Treasury Department oversight of non-bank money-remittance businesses would be more streamlined by reducing duplication of regulatory reviews with states under a bill now awaiting President Obama’s signature. The bill also could save remittance companies millions by not have to go through duplicative state and federal review processes.

The U.S. Senate on Friday (Aug. 1) approved the Money Remittances Improvement Act. The legislation authorizes the secretary of the treasury to rely on examinations conducted by the relevant state supervisory agency when weighing whether a non-bank funds-transfer company complies with monetary instrument transaction reporting requirements. This authorization applies if the category of financial institution is required by state law to comply with federal requirements, and the state supervisory agency is authorized to ensure that the financial institution complies with federal requirements.

The House approved its version of the bill in May.

Current law has hindered collaboration between state and federal regulators by restricting information sharing. By expanding state and federal coordination, the bill promotes more consistent approaches to examinations while streamlining the remittance process and eliminating funds-transfer regulatory barriers.

The bill would also reduce duplicative examinations on the regulated firms. Under current law, these institutions must comply with rules from state regulators and such federal bureaus as the IRS and Financial Crimes Enforcement Network (FinCEN). Consequently, these entities are examined for compliance by both state and federal examiners.

The legislation, by reducing compliance costs, opens the door to greater competition for international funds-transfer services, which should make it easier for American immigrants supporting their extended families overseas while continuing to provide the necessary safeguards to ensure their funds reaches the intended destination.

Responding to the Senate action, U.S. Rep.
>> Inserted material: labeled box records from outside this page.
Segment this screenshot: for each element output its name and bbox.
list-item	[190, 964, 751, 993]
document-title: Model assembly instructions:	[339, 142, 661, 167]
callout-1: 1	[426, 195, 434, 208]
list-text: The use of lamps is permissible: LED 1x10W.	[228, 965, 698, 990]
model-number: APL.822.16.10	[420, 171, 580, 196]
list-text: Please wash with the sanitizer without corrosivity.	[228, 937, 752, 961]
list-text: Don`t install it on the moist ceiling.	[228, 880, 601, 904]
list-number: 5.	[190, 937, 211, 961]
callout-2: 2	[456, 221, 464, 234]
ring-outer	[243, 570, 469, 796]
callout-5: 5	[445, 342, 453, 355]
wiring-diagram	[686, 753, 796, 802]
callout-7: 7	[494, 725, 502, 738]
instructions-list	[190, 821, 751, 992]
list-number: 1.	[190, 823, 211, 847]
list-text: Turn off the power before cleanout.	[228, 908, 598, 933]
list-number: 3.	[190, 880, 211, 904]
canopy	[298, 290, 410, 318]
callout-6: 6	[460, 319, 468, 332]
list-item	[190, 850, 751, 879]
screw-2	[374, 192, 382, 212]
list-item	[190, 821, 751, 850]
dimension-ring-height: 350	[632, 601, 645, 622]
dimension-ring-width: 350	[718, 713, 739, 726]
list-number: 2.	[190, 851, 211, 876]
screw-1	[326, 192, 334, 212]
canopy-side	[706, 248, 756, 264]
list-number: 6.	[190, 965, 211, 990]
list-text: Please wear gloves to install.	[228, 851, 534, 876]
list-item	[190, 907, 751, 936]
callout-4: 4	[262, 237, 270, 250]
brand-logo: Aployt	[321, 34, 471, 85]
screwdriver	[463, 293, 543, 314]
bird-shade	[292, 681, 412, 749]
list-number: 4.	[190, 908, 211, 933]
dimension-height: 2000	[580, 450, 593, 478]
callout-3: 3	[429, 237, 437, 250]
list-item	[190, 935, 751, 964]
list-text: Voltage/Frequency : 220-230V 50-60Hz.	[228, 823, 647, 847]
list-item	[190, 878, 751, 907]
Keith Ellison, (D-Minn.), suggested the legislation will be especially helpful for the Somali and Hmong communities his direct represents. “This bill will simplify the process by which families and businesses send money home,” he said. “I look forward to the president signing this bill into law.”

By allowing federal regulators to use state exams, they are able to more efficiently ensure compliance with laws and regulations while also reducing costs for the regulated firms themselves, Ellison said.

Citing Treasury Secretary Jack Lew, Ellison noted that the FinCEN’s ability to formally rely on examinations conducted by state supervisory agencies will greatly improve Bank Secrecy Act compliance and oversight for nonbank financial institutions lacking a federal regulator. Obama had requested the authority outlined in the bill in three of his budget requests.

“It enables FinCEN to focus federal examinations more efficiently on institutions of greatest risk,” Ellison noted in April in comments about the bill. “It will increase information sharing between FinCEN and counterpart anti-money laundering/counter-terrorist financing regulators.”

Among the organizations also supporting the legislation are The Conference of State Bank Supervisors, Money Transmitter Regulators Association, Oxfam America African Development Solutions, the Somali American Remittances association, Tawakal Money Express, Kaah Express, Dahab-shiil, Amal USA Inc., and the Somali Action Alliance, and The Confederation of Somali Community in Minnesota, Ellison noted.